Пока они шли, Фрэнсин упрямо не смотрела на соседний дом. Она не желала думать о Трэвисе. Вместо этого она принялась увлеченно показывать дочери места своих детских игр.
– Видишь маленькое зданьице? – спросила Фрэнсин, махнув рукой в сторону старой коптильни. – Когда я была малышкой, я устроила себе в нем домик.
– А как ты думаешь, Поппи разрешит мне играть там?
– Не знаю. Давай потом спросим. – И пока они шли по тропинке, Фрэнсин вспоминала о долгих летних днях своего детства.
Коптильня стала ее прибежищем, там она спасалась от сурового старика. И горевала по своим любимым родителям, которых навсегда потеряла. Спрятавшись в этой маленькой коптильне, она воображала, будто приехала на каникулы вместе с родителями, и ей казалось, что она совсем не так одинока.
Именно сюда она прибегала, когда не хотела, чтобы кто-нибудь увидел ее слезы. Здесь она мечтала, что станет знаменитой, любимой.
И в этой самой коптильне ее впервые поцеловал Трэвис.
– О, мамочка, посмотри!
Грэтхен обследовала курятник, а вслед за ним – клетки с кроликами. Она бегала туда-сюда, охая и ахая, восхищаясь маленькими пушистыми крольчатами, сидевшими в проволочной клетке.
Фрэнсин улыбнулась, глядя на дочку. Та привстала на цыпочки, вцепившись пальчиками в клетку.
– До чего же они миленькие! – воскликнула Грэтхен.
– Хочешь подержать крольчонка?
– А можно? – еле дыша, спросила Грэтхен.
Фрэнсин отодвинула защелку клетки и просунула внутрь руку. Она слышала, как посмеивалась Грэтхен, пока она пыталась поймать то одно, то другое пушистое создание. Наконец ей удалось поймать крольчонка, и она вручила его Грэтхен. Та уселась на корточки и посадила зверька на колени.
Фрэнсин с улыбкой наблюдала за девочкой с маленьким крольчонком на руках. Похоже, у Грэтхен особая тяга ко всем слабеньким, хрупким существам, беспомощным и сломленным.
Пока Грэтхен гладила кролика и играла с ним, Фрэнсин, услышав жужжание какой-то фермерской машины, отправилась на звук. Она увидела небольшой трактор, расчищавший пространство вокруг старого пруда.

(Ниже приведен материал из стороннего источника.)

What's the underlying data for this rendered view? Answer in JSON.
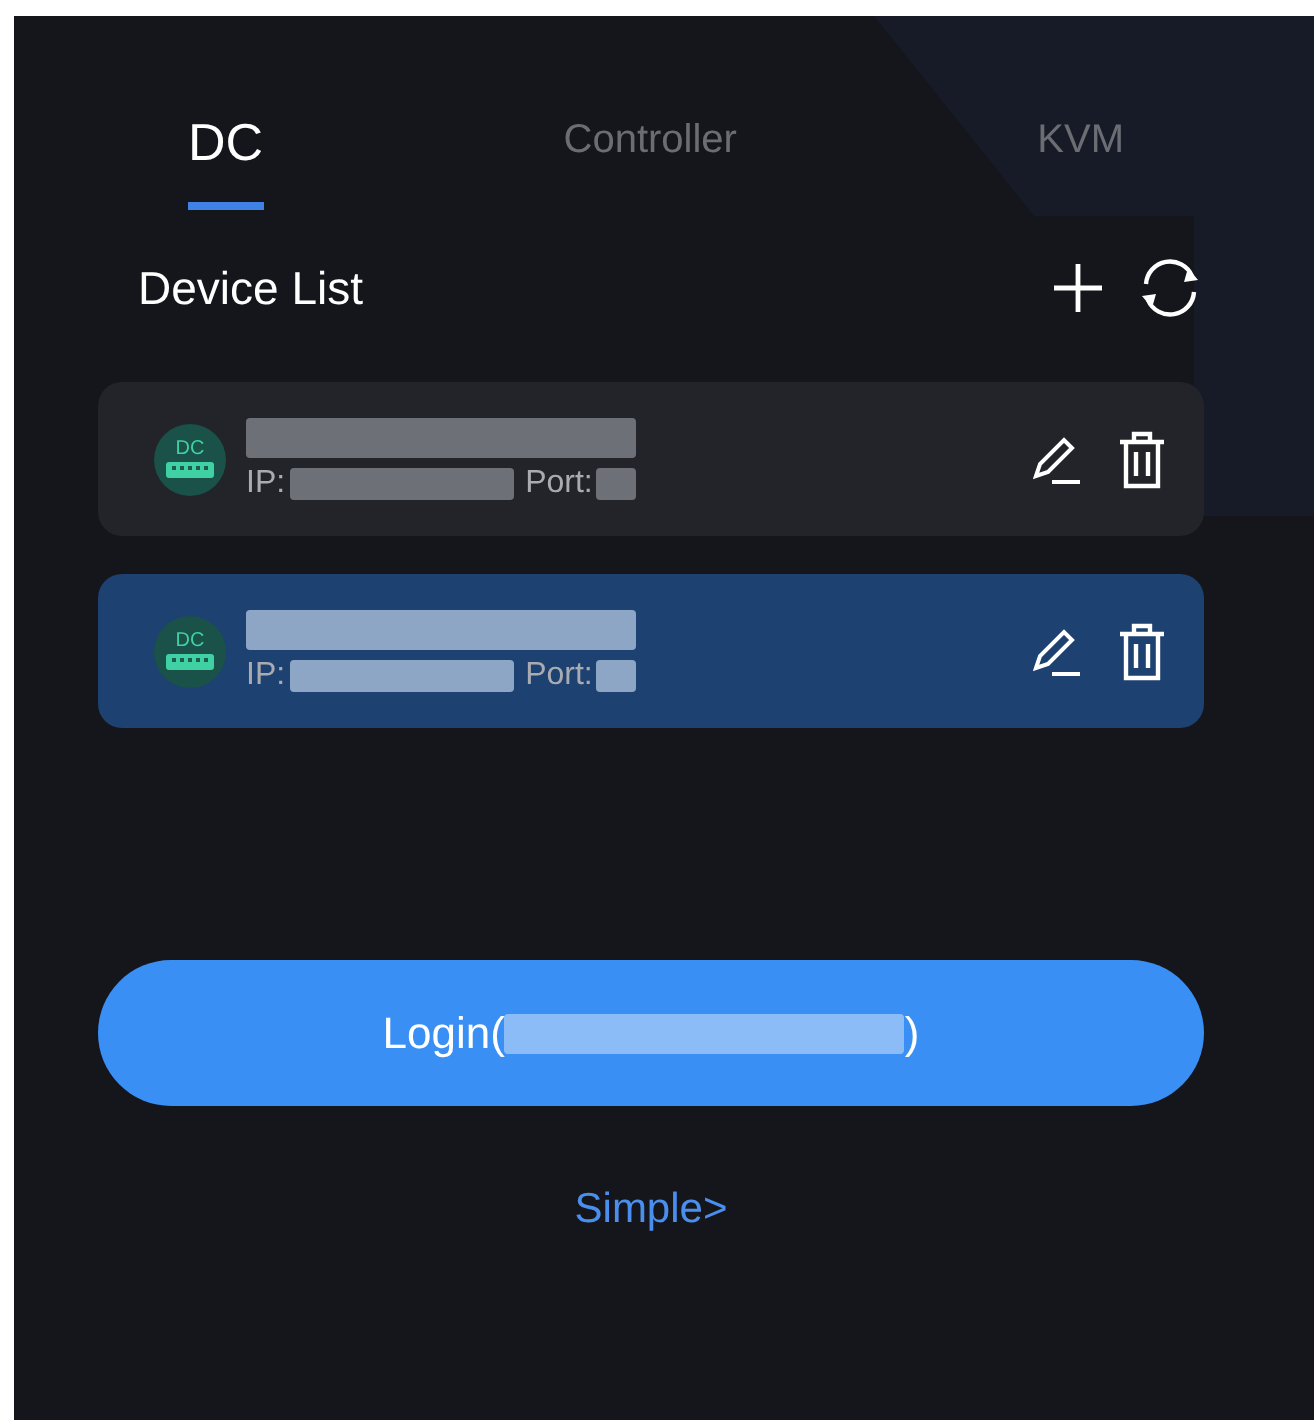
{
  "tabs": [
    {
      "label": "DC",
      "selected": true
    },
    {
      "label": "Controller",
      "selected": false
    },
    {
      "label": "KVM",
      "selected": false
    }
  ],
  "device_list": {
    "title": "Device List",
    "devices": [
      {
        "badge": "DC",
        "ip_label": "IP:",
        "port_label": "Port:",
        "selected": false
      },
      {
        "badge": "DC",
        "ip_label": "IP:",
        "port_label": "Port:",
        "selected": true
      }
    ]
  },
  "login_button": {
    "prefix": "Login(",
    "suffix": ")"
  },
  "simple_link": "Simple>"
}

На водительском сиденье, как король на троне, восседал Трэвис. Вид у него был расслабленный и в то же время гордый. Он был без рубашки, в одном только поношенном комбинезоне. Широкие плечи под голубыми лямками спецовки казались особенно загорелыми. Темные пряди волос блестели на солнце.
Она отвела взгляд в сторону. Ее разозлило, что он не потолстел, не облысел. Мне было бы гораздо легче снова увидеть его, не будь он так чертовски красив.
– Пойдем, милая. Мы можем в любое время прийти сюда и полюбоваться кроликами, – сказала Фрэнсин, не желая больше видеть Трэвиса. Ей не хотелось предаваться старым воспоминаниям, от которых внутри пробуждалось горько-сладкое томление. – Нам надо еще распаковать вещи.
– Пока, малыш, – сказала Грэтхен кролику и отдала его матери, чтобы та посадила зверька обратно в клетку. – А кто это? – спросила Грэтхен, показывая рукой на Трэвиса, который приветственно помахал ей рукой.
– Сосед.
– Как ты думаешь, он покатает меня на тракторе? – спросила Грэтхен и помахала ему в ответ.
– Тракторы не для маленьких девочек. Ну пошли же.
Фрэнсин повела Грэтхен по тропинке. Ей нестерпимо хотелось войти в дом, где она не будет видеть Трэвиса, а он не увидит их.
Как же я не сообразила, что мне будет трудно вновь увидеть его. Даже смешно. Наверное, он женат, подумала она. Может, взял в жены какую-нибудь милую молоденькую девушку, которая больше всего на свете мечтала стать женой фермера.